How would you pitch Dungeon World to another role-player?

How would you pitch Dungeon World to another role-player?

How would you pitch Dungeon World to another role-player? I’ve been thinking about this a lot, as I really want to “pitch it right”. I’ve been thinking about signing up as GM at Fastaval 2014, so I feel it needs some polishing.

I invite you to write down your game pitch below, I’d love to see it 🙂

My pitch

Dungeon World is a fantasy role-playing game. It differs from mainstream RPG’s mainly on two accounts.

1) Characters are, mechanically, comprised of moves, rules that says exactly what happens when they pursue a specific course of action. Each class has their own set of “Class Moves”, making then uniquely capable at fulfilling their intended role in the party.

2) It does away with the binary outcomes of Success vs. Failure.

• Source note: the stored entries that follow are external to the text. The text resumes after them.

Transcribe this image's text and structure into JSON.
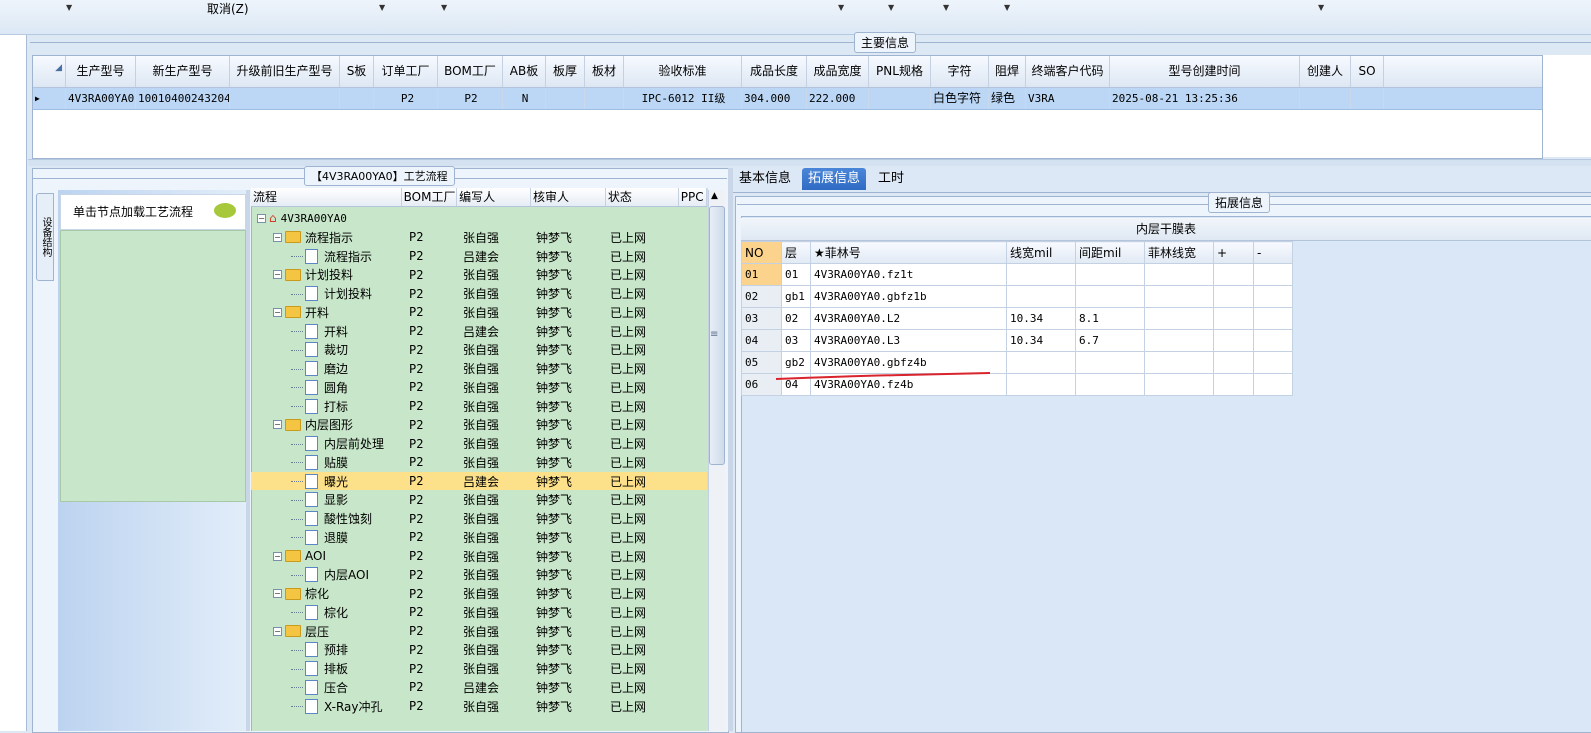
{
  "toolbar": {
    "cancel_label": "取消(Z)"
  },
  "main_info": {
    "group_label": "主要信息",
    "columns": [
      "生产型号",
      "新生产型号",
      "升级前旧生产型号",
      "S板",
      "订单工厂",
      "BOM工厂",
      "AB板",
      "板厚",
      "板材",
      "验收标准",
      "成品长度",
      "成品宽度",
      "PNL规格",
      "字符",
      "阻焊",
      "终端客户代码",
      "型号创建时间",
      "创建人",
      "SO"
    ],
    "row": [
      "4V3RA00YA0",
      "10010400243204",
      "",
      "",
      "P2",
      "P2",
      "N",
      "",
      "",
      "IPC-6012 II级",
      "304.000",
      "222.000",
      "",
      "白色字符",
      "绿色",
      "V3RA",
      "2025-08-21 13:25:36",
      "",
      ""
    ]
  },
  "process": {
    "group_label": "【4V3RA00YA0】工艺流程",
    "side_tab": "设备结构",
    "nav_hint": "单击节点加载工艺流程",
    "columns": [
      "流程",
      "BOM工厂",
      "编写人",
      "核审人",
      "状态",
      "PPC"
    ],
    "root": "4V3RA00YA0",
    "rows": [
      {
        "name": "流程指示",
        "level": 1,
        "bom": "P2",
        "writer": "张自强",
        "reviewer": "钟梦飞",
        "status": "已上网"
      },
      {
        "name": "流程指示",
        "level": 2,
        "bom": "P2",
        "writer": "吕建会",
        "reviewer": "钟梦飞",
        "status": "已上网"
      },
      {
        "name": "计划投料",
        "level": 1,
        "bom": "P2",
        "writer": "张自强",
        "reviewer": "钟梦飞",
        "status": "已上网"
      },
      {
        "name": "计划投料",
        "level": 2,
        "bom": "P2",
        "writer": "张自强",
        "reviewer": "钟梦飞",
        "status": "已上网"
      },
      {
        "name": "开料",
        "level": 1,
        "bom": "P2",
        "writer": "张自强",
        "reviewer": "钟梦飞",
        "status": "已上网"
      },
      {
        "name": "开料",
        "level": 2,
        "bom": "P2",
        "writer": "吕建会",
        "reviewer": "钟梦飞",
        "status": "已上网"
      },
      {
        "name": "裁切",
        "level": 2,
        "bom": "P2",
        "writer": "张自强",
        "reviewer": "钟梦飞",
        "status": "已上网"
      },
      {
        "name": "磨边",
        "level": 2,
        "bom": "P2",
        "writer": "张自强",
        "reviewer": "钟梦飞",
        "status": "已上网"
      },
      {
        "name": "圆角",
        "level": 2,
        "bom": "P2",
        "writer": "张自强",
        "reviewer": "钟梦飞",
        "status": "已上网"
      },
      {
        "name": "打标",
        "level": 2,
        "bom": "P2",
        "writer": "张自强",
        "reviewer": "钟梦飞",
        "status": "已上网"
      },
      {
        "name": "内层图形",
        "level": 1,
        "bom": "P2",
        "writer": "张自强",
        "reviewer": "钟梦飞",
        "status": "已上网"
      },
      {
        "name": "内层前处理",
        "level": 2,
        "bom": "P2",
        "writer": "张自强",
        "reviewer": "钟梦飞",
        "status": "已上网"
      },
      {
        "name": "贴膜",
        "level": 2,
        "bom": "P2",
        "writer": "张自强",
        "reviewer": "钟梦飞",
        "status": "已上网"
      },
      {
        "name": "曝光",
        "level": 2,
        "bom": "P2",
        "writer": "吕建会",
        "reviewer": "钟梦飞",
        "status": "已上网"
      },
      {
        "name": "显影",
        "level": 2,
        "bom": "P2",
        "writer": "张自强",
        "reviewer": "钟梦飞",
        "status": "已上网"
      },
      {
        "name": "酸性蚀刻",
        "level": 2,
        "bom": "P2",
        "writer": "张自强",
        "reviewer": "钟梦飞",
        "status": "已上网"
      },
      {
        "name": "退膜",
        "level": 2,
        "bom": "P2",
        "writer": "张自强",
        "reviewer": "钟梦飞",
        "status": "已上网"
      },
      {
        "name": "AOI",
        "level": 1,
        "bom": "P2",
        "writer": "张自强",
        "reviewer": "钟梦飞",
        "status": "已上网"
      },
      {
        "name": "内层AOI",
        "level": 2,
        "bom": "P2",
        "writer": "张自强",
        "reviewer": "钟梦飞",
        "status": "已上网"
      },
      {
        "name": "棕化",
        "level": 1,
        "bom": "P2",
        "writer": "张自强",
        "reviewer": "钟梦飞",
        "status": "已上网"
      },
      {
        "name": "棕化",
        "level": 2,
        "bom": "P2",
        "writer": "张自强",
        "reviewer": "钟梦飞",
        "status": "已上网"
      },
      {
        "name": "层压",
        "level": 1,
        "bom": "P2",
        "writer": "张自强",
        "reviewer": "钟梦飞",
        "status": "已上网"
      },
      {
        "name": "预排",
        "level": 2,
        "bom": "P2",
        "writer": "张自强",
        "reviewer": "钟梦飞",
        "status": "已上网"
      },
      {
        "name": "排板",
        "level": 2,
        "bom": "P2",
        "writer": "张自强",
        "reviewer": "钟梦飞",
        "status": "已上网"
      },
      {
        "name": "压合",
        "level": 2,
        "bom": "P2",
        "writer": "吕建会",
        "reviewer": "钟梦飞",
        "status": "已上网"
      },
      {
        "name": "X-Ray冲孔",
        "level": 2,
        "bom": "P2",
        "writer": "张自强",
        "reviewer": "钟梦飞",
        "status": "已上网"
      }
    ]
  },
  "right": {
    "tabs": [
      "基本信息",
      "拓展信息",
      "工时"
    ],
    "group_label": "拓展信息",
    "table_title": "内层干膜表",
    "columns": [
      "NO",
      "层",
      "★菲林号",
      "线宽mil",
      "间距mil",
      "菲林线宽",
      "+",
      "-"
    ],
    "rows": [
      [
        "01",
        "01",
        "4V3RA00YA0.fz1t",
        "",
        "",
        "",
        "",
        ""
      ],
      [
        "02",
        "gb1",
        "4V3RA00YA0.gbfz1b",
        "",
        "",
        "",
        "",
        ""
      ],
      [
        "03",
        "02",
        "4V3RA00YA0.L2",
        "10.34",
        "8.1",
        "",
        "",
        ""
      ],
      [
        "04",
        "03",
        "4V3RA00YA0.L3",
        "10.34",
        "6.7",
        "",
        "",
        ""
      ],
      [
        "05",
        "gb2",
        "4V3RA00YA0.gbfz4b",
        "",
        "",
        "",
        "",
        ""
      ],
      [
        "06",
        "04",
        "4V3RA00YA0.fz4b",
        "",
        "",
        "",
        "",
        ""
      ]
    ]
  }
}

Instead there are three margins of success; “what you wanted”, “what you wanted but at a cost or compromise”, and “the GM decides the outcome but you get an experience point”. Whatever you roll, something interesting happens making every roll count.

13 thoughts on “How would you pitch Dungeon World to another role-player?”

  1. DW is a fantasy adventure game that’s all about describing your characters and their actions, and escalating situations.

    Character creation takes around 10 to 15 minutes, so well be playing really soon, and when you roll there’s 3 kinds of outcomes: success, success with a cost or complication, and things get worse.

  2. Remember when when someone first described DnD to you, what you thought it would be like? DW is that game. No turns, no endless lists of lists. Describe what you do, then roll.

  3. Pitch: There’s a reason D&D is so popular: going into the darkness and slaying monsters is timeless and full of challenging fun. DW is D&D with rules so fast, sleek and clear it won Golden Geek and Indie RPG Game of the Year as well as an ENnie for Best Rules. The question isn’t whether you should play DW, but why aren’t you playing it right now?

  4. The best thing to let another role-player know what makes DW special is how much freedom and creativity they get. Let them know that with how the rules work, that the player can do just about anything. Explain how move’s work and what those 7-9’s really mean. 

    Oh and what Krusty Wightbred said!

  5. My best pitch so far was when I told the players that I wanted to playtest a game.

    Other then the fact that I didn’t know how to do much of anything, it went quite well.

    There might be more creative ways, but this one kind of started us all off with open minds.

  6. If fantasy is about feeling the wind of adventure blowing through your hair.

    If roleplaying is about telling challenging stories of heroes beating overwhelming odds.

    If ruling is about helping you to bring fantasy and roleplaying at the table.

    Than Dungeon World is your game. come and dive into the days of high adventure!

    Basil Poledouris – Prologue / Anvil Of Crom

  7. Remember how you played D&D when you didn’t actually know how to play D&D? You probably played for years without actually knowing what you were doing. But damn it was fun. You probably had awesome memorable adventures and your heroes did super wild shit that somehow made sense. You probably ignored most of the rules and the ones you didn’t ignore you probably applied incorrectly or only when it felt right. Now you look back and you wonder how those games happened with the D&D rules you understand. You kind of laugh about how crazy kids just do whatever. Or how kids don’t really know good rules from bad. You were actually playing Dungeon World back then but you just didn’t know it. Adam and Sage played that same game and instead of growing up and stopping, they wrote it all down and called it Dungeon World so we can play D&D without anyone telling us we’re doing it wrong.